Od samego początku organizowania ślubu Williama i Kate suknia panny młodej budziła największe emocje. Ostatecznie na ten wyjątkowy dzień Middleton wybrała dwie kreacje. W pierwszej, wzorowanej na sukni ślubnej Grace Kelly, wystąpiła w kościele, zaś drugą założyła na wesele.
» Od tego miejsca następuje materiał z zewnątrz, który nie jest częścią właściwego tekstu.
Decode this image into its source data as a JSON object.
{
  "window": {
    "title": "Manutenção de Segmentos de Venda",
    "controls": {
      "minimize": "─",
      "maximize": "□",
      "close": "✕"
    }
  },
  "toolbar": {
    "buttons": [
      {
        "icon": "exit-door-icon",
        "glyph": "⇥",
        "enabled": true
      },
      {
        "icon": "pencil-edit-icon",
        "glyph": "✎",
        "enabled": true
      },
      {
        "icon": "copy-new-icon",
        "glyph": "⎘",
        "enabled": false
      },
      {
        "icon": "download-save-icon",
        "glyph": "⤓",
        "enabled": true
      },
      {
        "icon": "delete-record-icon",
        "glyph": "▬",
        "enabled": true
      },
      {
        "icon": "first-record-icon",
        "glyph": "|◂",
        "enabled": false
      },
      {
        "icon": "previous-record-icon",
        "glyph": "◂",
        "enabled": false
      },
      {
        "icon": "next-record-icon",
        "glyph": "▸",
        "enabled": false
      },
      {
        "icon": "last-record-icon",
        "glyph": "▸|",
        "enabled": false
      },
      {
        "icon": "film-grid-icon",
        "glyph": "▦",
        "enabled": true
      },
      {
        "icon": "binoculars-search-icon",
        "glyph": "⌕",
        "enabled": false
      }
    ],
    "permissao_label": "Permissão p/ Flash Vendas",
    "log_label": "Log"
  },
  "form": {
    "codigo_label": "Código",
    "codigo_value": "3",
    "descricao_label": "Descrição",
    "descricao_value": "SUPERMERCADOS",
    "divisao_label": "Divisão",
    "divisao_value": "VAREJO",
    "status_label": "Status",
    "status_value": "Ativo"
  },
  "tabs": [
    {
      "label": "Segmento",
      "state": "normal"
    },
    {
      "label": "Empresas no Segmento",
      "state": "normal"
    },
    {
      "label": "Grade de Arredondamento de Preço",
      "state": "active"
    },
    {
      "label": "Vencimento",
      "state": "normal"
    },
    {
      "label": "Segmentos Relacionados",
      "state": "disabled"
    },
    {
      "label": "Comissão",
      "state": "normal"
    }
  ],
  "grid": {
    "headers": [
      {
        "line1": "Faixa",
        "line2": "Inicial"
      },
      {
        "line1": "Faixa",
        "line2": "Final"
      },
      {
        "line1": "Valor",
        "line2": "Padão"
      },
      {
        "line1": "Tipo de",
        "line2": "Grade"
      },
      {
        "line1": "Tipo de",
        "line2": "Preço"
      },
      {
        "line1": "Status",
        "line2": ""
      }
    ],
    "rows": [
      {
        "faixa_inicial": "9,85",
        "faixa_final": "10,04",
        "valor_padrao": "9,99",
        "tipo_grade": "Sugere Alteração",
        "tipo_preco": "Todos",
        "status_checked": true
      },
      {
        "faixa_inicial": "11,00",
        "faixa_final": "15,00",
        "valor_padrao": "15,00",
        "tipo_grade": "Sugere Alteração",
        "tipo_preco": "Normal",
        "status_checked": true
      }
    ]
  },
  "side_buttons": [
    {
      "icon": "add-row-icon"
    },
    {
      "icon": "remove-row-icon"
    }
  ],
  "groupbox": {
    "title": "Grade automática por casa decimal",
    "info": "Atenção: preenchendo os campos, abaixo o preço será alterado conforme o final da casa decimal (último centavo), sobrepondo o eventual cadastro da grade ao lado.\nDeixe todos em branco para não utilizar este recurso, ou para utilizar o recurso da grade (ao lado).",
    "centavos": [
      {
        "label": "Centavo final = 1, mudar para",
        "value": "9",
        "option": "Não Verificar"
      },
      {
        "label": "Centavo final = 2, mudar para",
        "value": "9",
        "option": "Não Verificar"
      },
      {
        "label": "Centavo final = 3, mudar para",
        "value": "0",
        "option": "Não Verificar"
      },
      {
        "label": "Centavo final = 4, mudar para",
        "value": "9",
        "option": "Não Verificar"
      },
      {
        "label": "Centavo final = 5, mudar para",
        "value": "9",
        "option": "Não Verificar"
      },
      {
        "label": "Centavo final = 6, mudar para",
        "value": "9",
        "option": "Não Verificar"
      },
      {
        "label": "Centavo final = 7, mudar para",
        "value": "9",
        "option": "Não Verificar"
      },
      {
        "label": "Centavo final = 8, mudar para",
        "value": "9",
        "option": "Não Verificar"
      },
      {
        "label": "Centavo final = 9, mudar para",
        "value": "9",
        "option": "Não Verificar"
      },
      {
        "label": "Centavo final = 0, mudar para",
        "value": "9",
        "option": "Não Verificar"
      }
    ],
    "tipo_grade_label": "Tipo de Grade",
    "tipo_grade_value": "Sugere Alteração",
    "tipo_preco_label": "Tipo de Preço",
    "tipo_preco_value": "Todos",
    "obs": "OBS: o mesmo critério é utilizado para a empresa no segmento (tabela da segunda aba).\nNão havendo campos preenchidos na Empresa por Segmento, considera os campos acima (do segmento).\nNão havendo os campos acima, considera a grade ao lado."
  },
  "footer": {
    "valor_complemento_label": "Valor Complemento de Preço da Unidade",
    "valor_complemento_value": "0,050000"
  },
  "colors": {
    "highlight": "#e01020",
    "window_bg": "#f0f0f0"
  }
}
Pierwsza kreacja została uszyta z ręcznie robionych koronek, które tworzyły wzór róż, ostów, żonkili i koniczynek – czyli roślin symbolizujących Zjednoczone Królestwo. Brytyjskie media podały, że szwaczki królewskiej szkoły krawiectwa myły ręce co 30 minut w trakcie tkania koronek, żeby nie zabrudzić ich idealnej bieli. Głowę wybranki księcia Williama zdobił natomiast diadem, który w 1936 roku zamówił u Cartiera król Jerzy VI, a także długi na 2,7 metra welon.
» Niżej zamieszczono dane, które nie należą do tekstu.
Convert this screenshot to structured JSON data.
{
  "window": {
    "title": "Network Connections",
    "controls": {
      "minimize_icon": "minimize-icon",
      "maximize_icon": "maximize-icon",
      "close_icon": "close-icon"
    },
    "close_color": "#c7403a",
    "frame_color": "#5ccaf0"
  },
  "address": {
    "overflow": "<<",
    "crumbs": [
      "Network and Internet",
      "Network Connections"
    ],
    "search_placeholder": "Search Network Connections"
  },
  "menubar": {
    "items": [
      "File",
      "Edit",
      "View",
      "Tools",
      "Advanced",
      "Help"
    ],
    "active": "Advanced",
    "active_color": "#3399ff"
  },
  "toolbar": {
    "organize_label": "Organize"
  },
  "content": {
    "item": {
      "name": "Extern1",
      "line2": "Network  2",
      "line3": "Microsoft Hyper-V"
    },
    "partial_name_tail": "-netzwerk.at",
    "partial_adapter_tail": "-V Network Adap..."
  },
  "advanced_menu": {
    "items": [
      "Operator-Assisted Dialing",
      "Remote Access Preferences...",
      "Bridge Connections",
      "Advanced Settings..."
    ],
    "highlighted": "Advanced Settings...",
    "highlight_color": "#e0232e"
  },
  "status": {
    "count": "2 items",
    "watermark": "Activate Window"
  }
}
Po wystawnej i romantycznej uroczystości zaślubin, Kate Middleton zmieniła koronkową suknię ślubną zaprojektowaną przez Sarah Burton dla domu mody Alexandra McQueena na drugą wspaniałą kreację. Również sukienkę, w której nowa księżna przetańczyła swoje wesele, stworzyła specjalnie dla niej Burton. Na wesele Kate zdecydowała się założyć mniej strojną kreację ozdobioną wysadzanym diamencikami paskiem. Na ramiona zarzuciła bolero z angory.
Podoba Wam się druga suknia ślubna Kate?